Legend has it that once upon a time, up until about the late 1960s, Israel was so safe from crime that people didn’t even lock their doors when they went out. But that was when the country was still in thrall to the values of nation-building and one-for-all, all-for-one. It was also a time when there wasn’t much in the country worth stealing.

Then, after the Six-Day War, came the debut of property. And television. And competition and status-seeking. The 1980s saw the entry into Israel, mainly via Lebanon, of hard drugs. By the 1990s, the Zionist Puritan ethic had waned, and the new philosophy was every man for himself. Combine this with the steadily rising unemployment of the last two years and the steadily growing income gap between the rich and poor, and it’s no surprise that crime in Israel is now entrenched and rapidly growing.

Last week, Israel police released the crime figures for the first half of 1998 and compared them to the first half of 1997. Overall crime, the statistics showed, went up 12.5 percent.Within that figure, break-ins went up 14.5 percent; robberies up 13.5 percent; drug busts up 10 percent; juvenile arrests up 15 percent; rapes up 8.9 percent.

The only relatively encouraging statistic in the table was for murders, which had only gone up 1.1 percent. The body count for the first six months of 1998 stood at 91.

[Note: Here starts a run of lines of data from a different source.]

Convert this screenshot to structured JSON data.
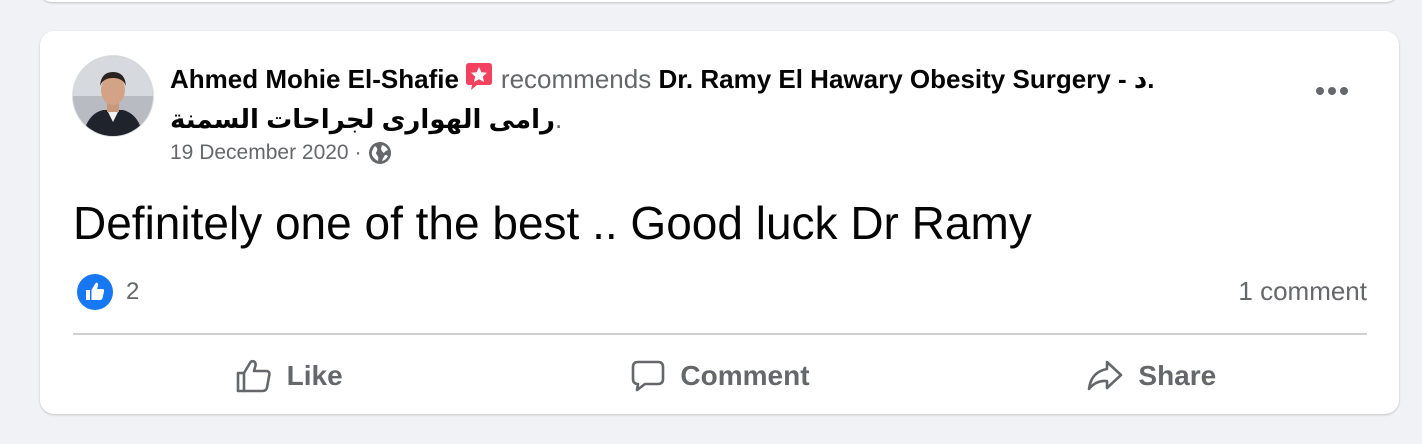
{
  "post": {
    "author": "Ahmed Mohie El-Shafie",
    "verb": "recommends",
    "page_name": "Dr. Ramy El Hawary Obesity Surgery - د.",
    "page_name_ar": "رامى الهوارى لجراحات السمنة",
    "end_dot": ".",
    "date": "19 December 2020",
    "separator": "·",
    "privacy_icon": "globe-icon",
    "text": "Definitely one of the best .. Good luck Dr Ramy",
    "reaction_icon": "like-icon",
    "reaction_count": "2",
    "comments": "1 comment",
    "more_icon": "more-icon"
  },
  "actions": {
    "like": "Like",
    "comment": "Comment",
    "share": "Share"
  },
  "colors": {
    "like_blue": "#1877f2",
    "badge_pink": "#f3425f",
    "secondary_text": "#65676b",
    "page_bg": "#f0f2f5"
  }
}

Israel remains a much safer place than America. There is no such thing as an Israeli neighborhood, at least a Jewish neighborhood, where people are afraid to walk at night. (Tel Aviv is currently the exception to that rule, and will remain so until the serial rapist is captured or desists.) With 6 million people, a murder rate of less than 200 a year is beyond the dreams of even Rudolph Giuliani.

Without much of a clue on how to change the social causes of crime, Israeli officials turned to law-and-order solutions: mainly beefing up the police department. Knesset Member Micha Goldman (Labor) came up with the idea of taking 5,000 unemployed people and putting them on the police force. Police Chief Yehuda Wilk responded that while the police force needed new officers, not just any Yossi, Motti or Gabi would do.

He also noted that the Israeli police force, which numbers about 14,000, had added 1,000 new officers over the last year. But former Police Chief Ya’acov Terner said that the force was so understaffed that it needed to about double the size in order to be effective.

Adi Eldar, mayor of the Galilee city of Karmiel and head of the association of Israeli municipalities, said that the police couldn’t fight crime properly, because they were constantly being called on to supplement the army in defending the populace against terror attacks, especially in Jerusalem.